The tricks themselves play out much like a normal trick taking game with obvious fact that you aren’t playing your own hand. Instead, you choose cards from the hand of the player on your left. There is almost always a trump suit and there are a handful of cards that can be used as any of three suits. After all 8 tricks have been played, players score for their correct and/or close bids and their confidence cards. Play continues for three rounds and then the player with the highest total score is the winner.
The thing I love about trick taking games is how quickly and easily the play, but yet they still provide enough depth that you feel like you can get “good” at them rather than the cards playing themselves. Pikoko, unfortunately, complicates matters considerably while making most decisions feel entirely too easy.

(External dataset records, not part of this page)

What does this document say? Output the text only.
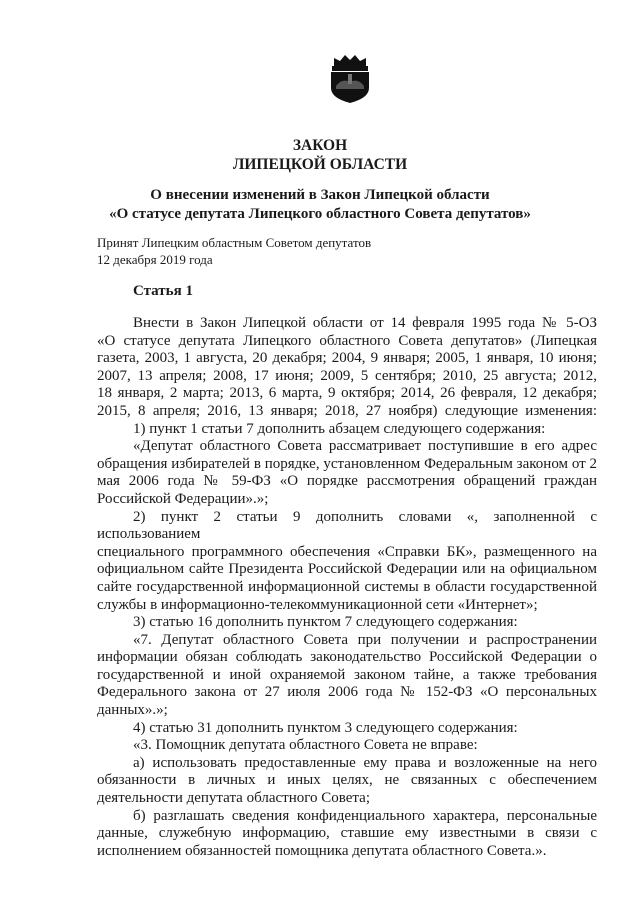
ЗАКОН
ЛИПЕЦКОЙ ОБЛАСТИ
О внесении изменений в Закон Липецкой области
«О статусе депутата Липецкого областного Совета депутатов»
Принят Липецким областным Советом депутатов
12 декабря 2019 года
Статья 1

Внести в Закон Липецкой области от 14 февраля 1995 года № 5-ОЗ

«О статусе депутата Липецкого областного Совета депутатов» (Липецкая

газета, 2003, 1 августа, 20 декабря; 2004, 9 января; 2005, 1 января, 10 июня;

2007, 13 апреля; 2008, 17 июня; 2009, 5 сентября; 2010, 25 августа; 2012,

18 января, 2 марта; 2013, 6 марта, 9 октября; 2014, 26 февраля, 12 декабря;

2015, 8 апреля; 2016, 13 января; 2018, 27 ноября) следующие изменения:

1) пункт 1 статьи 7 дополнить абзацем следующего содержания:

«Депутат областного Совета рассматривает поступившие в его адрес

обращения избирателей в порядке, установленном Федеральным законом от 2

мая 2006 года № 59-ФЗ «О порядке рассмотрения обращений граждан

Российской Федерации».»;

2) пункт 2 статьи 9 дополнить словами «, заполненной с использованием

специального программного обеспечения «Справки БК», размещенного на

официальном сайте Президента Российской Федерации или на официальном

сайте государственной информационной системы в области государственной

службы в информационно-телекоммуникационной сети «Интернет»;

3) статью 16 дополнить пунктом 7 следующего содержания:

«7. Депутат областного Совета при получении и распространении

информации обязан соблюдать законодательство Российской Федерации о

государственной и иной охраняемой законом тайне, а также требования

Федерального закона от 27 июля 2006 года № 152-ФЗ «О персональных

данных».»;

4) статью 31 дополнить пунктом 3 следующего содержания:

«3. Помощник депутата областного Совета не вправе:

а) использовать предоставленные ему права и возложенные на него

обязанности в личных и иных целях, не связанных с обеспечением

деятельности депутата областного Совета;

б) разглашать сведения конфиденциального характера, персональные

данные, служебную информацию, ставшие ему известными в связи с

исполнением обязанностей помощника депутата областного Совета.».
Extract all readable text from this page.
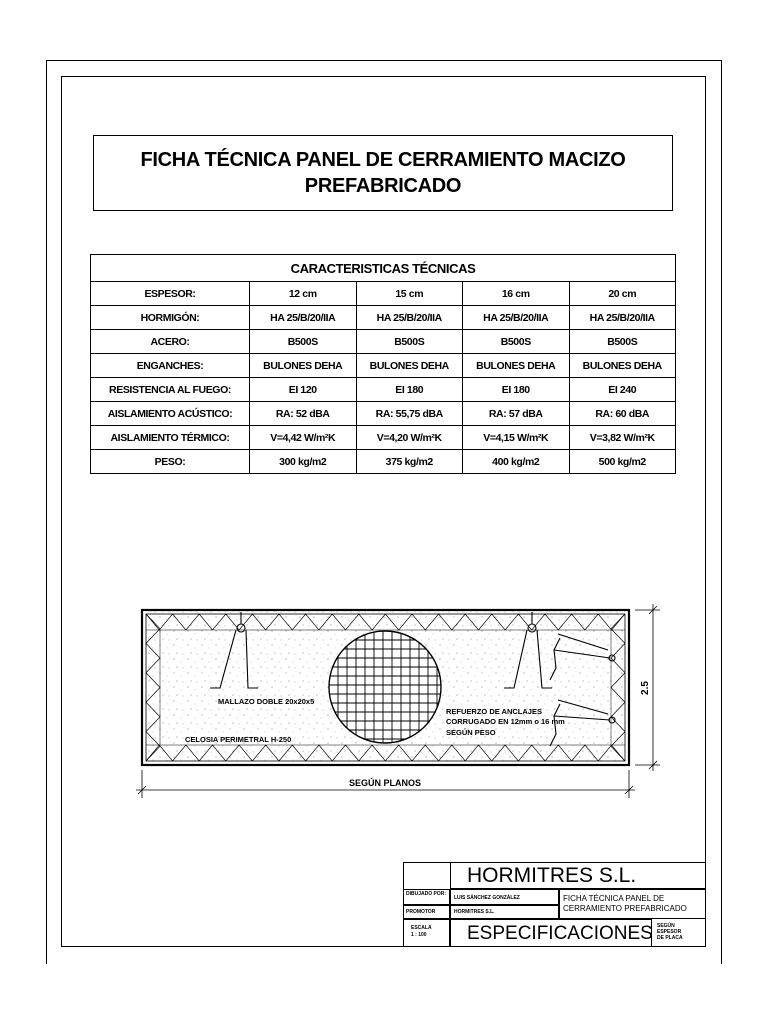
FICHA TÉCNICA PANEL DE CERRAMIENTO MACIZO
PREFABRICADO
CARACTERISTICAS TÉCNICAS				
ESPESOR:	12 cm	15 cm	16 cm	20 cm
HORMIGÓN:	HA 25/B/20/IIA	HA 25/B/20/IIA	HA 25/B/20/IIA	HA 25/B/20/IIA
ACERO:	B500S	B500S	B500S	B500S
ENGANCHES:	BULONES DEHA	BULONES DEHA	BULONES DEHA	BULONES DEHA
RESISTENCIA AL FUEGO:	EI 120	EI 180	EI 180	EI 240
AISLAMIENTO ACÚSTICO:	RA: 52 dBA	RA: 55,75 dBA	RA: 57 dBA	RA: 60 dBA
AISLAMIENTO TÉRMICO:	V=4,42 W/m²K	V=4,20 W/m²K	V=4,15 W/m²K	V=3,82 W/m²K
PESO:	300 kg/m2	375 kg/m2	400 kg/m2	500 kg/m2
MALLAZO DOBLE 20x20x5
CELOSIA PERIMETRAL H-250
REFUERZO DE ANCLAJES
CORRUGADO EN 12mm o 16 mm
SEGÚN PESO
SEGÚN PLANOS
2.5
HORMITRES S.L.
DIBUJADO POR:
LUIS SÁNCHEZ GONZÁLEZ
PROMOTOR	HORMITRES S.L.
FICHA TÉCNICA PANEL DE
CERRAMIENTO PREFABRICADO
ESCALA
1 : 100 ESPECIFICACIONES SEGÚN
ESPESOR
DE PLACA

The conceit is clearly that the uniqueness is in the Hanabi-style hidden hand. In reality it makes the game much slower to play as you have to either reach across the table and perilously pull cards out of your opponent’s card holder or explain to them which card it is you want them to play. This takes a lot of the air out of the trick taking game experience for me in a way that’s hard to really explain, but comes down to the fact that it’s no longer a casual tossing of cards across the table, but more time is spent saying “second on from the left… no… my left.”
And all this rigmarole might be worth it if it added much to the experience. Unfortunately it really doesn’t feel like your hand is hidden at all. Instead, it just feels like the hand to your left is “your” hand and a couple other people are playing with their hands face up. You don’t own your own hand any more than you do the others; you just have to bid on it without seeing it.

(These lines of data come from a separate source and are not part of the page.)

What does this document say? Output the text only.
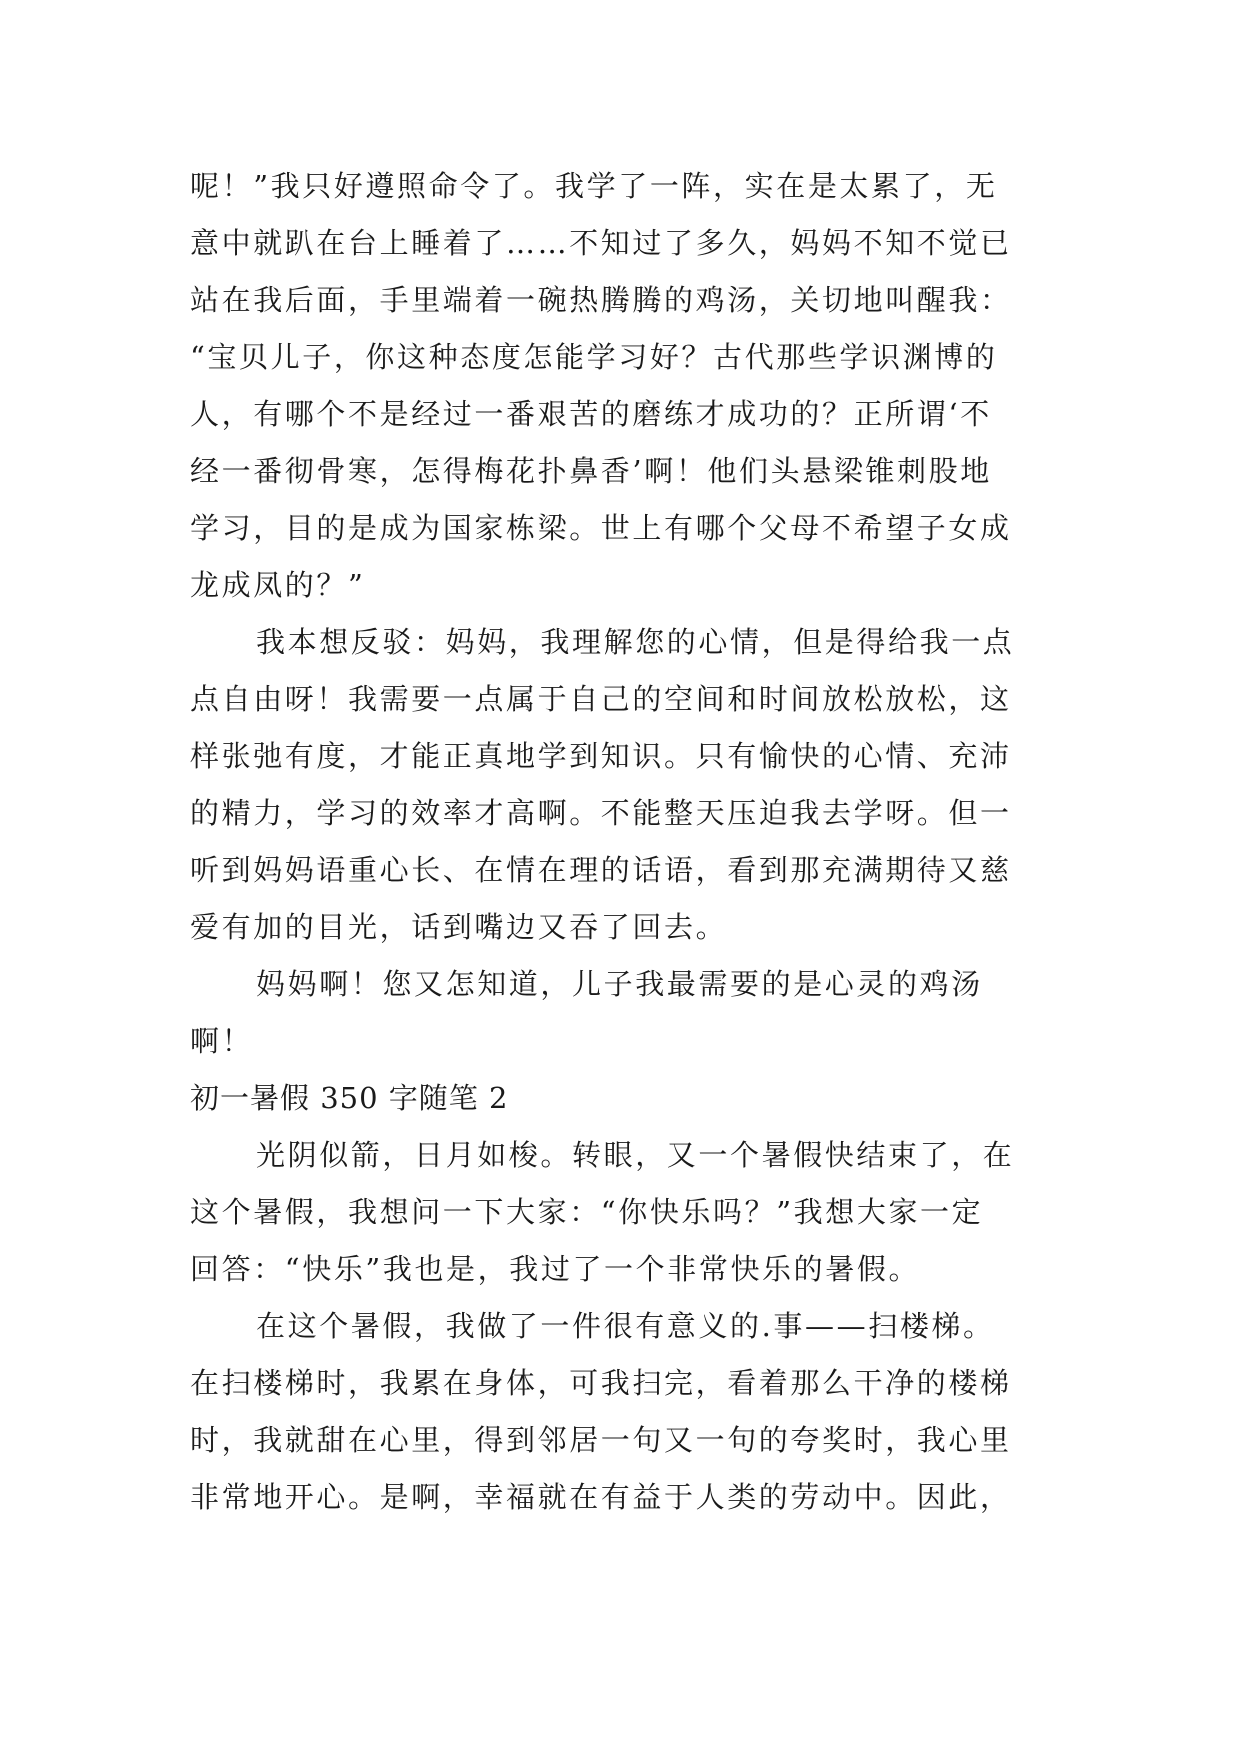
呢！”我只好遵照命令了。我学了一阵，实在是太累了，无
意中就趴在台上睡着了……不知过了多久，妈妈不知不觉已
站在我后面，手里端着一碗热腾腾的鸡汤，关切地叫醒我：
“宝贝儿子，你这种态度怎能学习好？古代那些学识渊博的
人，有哪个不是经过一番艰苦的磨练才成功的？正所谓‘不
经一番彻骨寒，怎得梅花扑鼻香’啊！他们头悬梁锥刺股地
学习，目的是成为国家栋梁。世上有哪个父母不希望子女成
龙成凤的？”
我本想反驳：妈妈，我理解您的心情，但是得给我一点
点自由呀！我需要一点属于自己的空间和时间放松放松，这
样张弛有度，才能正真地学到知识。只有愉快的心情、充沛
的精力，学习的效率才高啊。不能整天压迫我去学呀。但一
听到妈妈语重心长、在情在理的话语，看到那充满期待又慈
爱有加的目光，话到嘴边又吞了回去。
妈妈啊！您又怎知道，儿子我最需要的是心灵的鸡汤
啊！
初一暑假 350 字随笔 2
光阴似箭，日月如梭。转眼，又一个暑假快结束了，在
这个暑假，我想问一下大家：“你快乐吗？”我想大家一定
回答：“快乐”我也是，我过了一个非常快乐的暑假。
在这个暑假，我做了一件很有意义的.事——扫楼梯。
在扫楼梯时，我累在身体，可我扫完，看着那么干净的楼梯
时，我就甜在心里，得到邻居一句又一句的夸奖时，我心里
非常地开心。是啊，幸福就在有益于人类的劳动中。因此，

The fact that everyone’s hand except yours is visible means you have a really good idea how a trick is going to go. Hidden information is the key to having interesting decisions to make during trick taking games. Unfortunately Pikoko has less hidden information than basically every other similar game out there. If you are leading a card from the player on your left, you’ll be very confident in how many of the tricks will play out even without seeing your own hand. Of course you could start cutting a suit and trump something unexpectedly, but it doesn’t happen very often as most cards are in the game and you should know roughly how many of each suit you have.
Finally, the confidence cards add a huge swingy element to the game. On the positive side, it adds almost a social deduction element to Pikoko. Say everyone bids exactly three tricks on your hand. Well, people may be likely to use their confidence card on your hand since people are all working toward the same goal. But maybe you then decide to not hit that target exactly, because you assume people are confident in your hand and you try to play the traitor, sort of. There is a bit of reading the intentions of other players are the table in your bidding, but it’s not enough to save the game from the many superior trick taking games that are out there.
Pikoko looks beautiful on the table and that table presence is what drew me to this title to begin with. That and, of course, my love for trick taking games. I appreciate every attempt at a new spin on the classic trick taking genre, but this one misses fairly wide. The game just plays out so much slower without any additional interesting things going on to make it worth it. In fact, having so much more open information just makes Pikoko even a bit more boring than similar games.
Final Score: 2 Stars – Beautifully designed card holders aren’t enough to save an overlong and uninteresting card game.
• Having to play out of an opponent’s hand is cumbersome.
• All but one hand being open to you makes the decisions less interesting than normal trick taking games.
• Confidence cards can swing games wildly.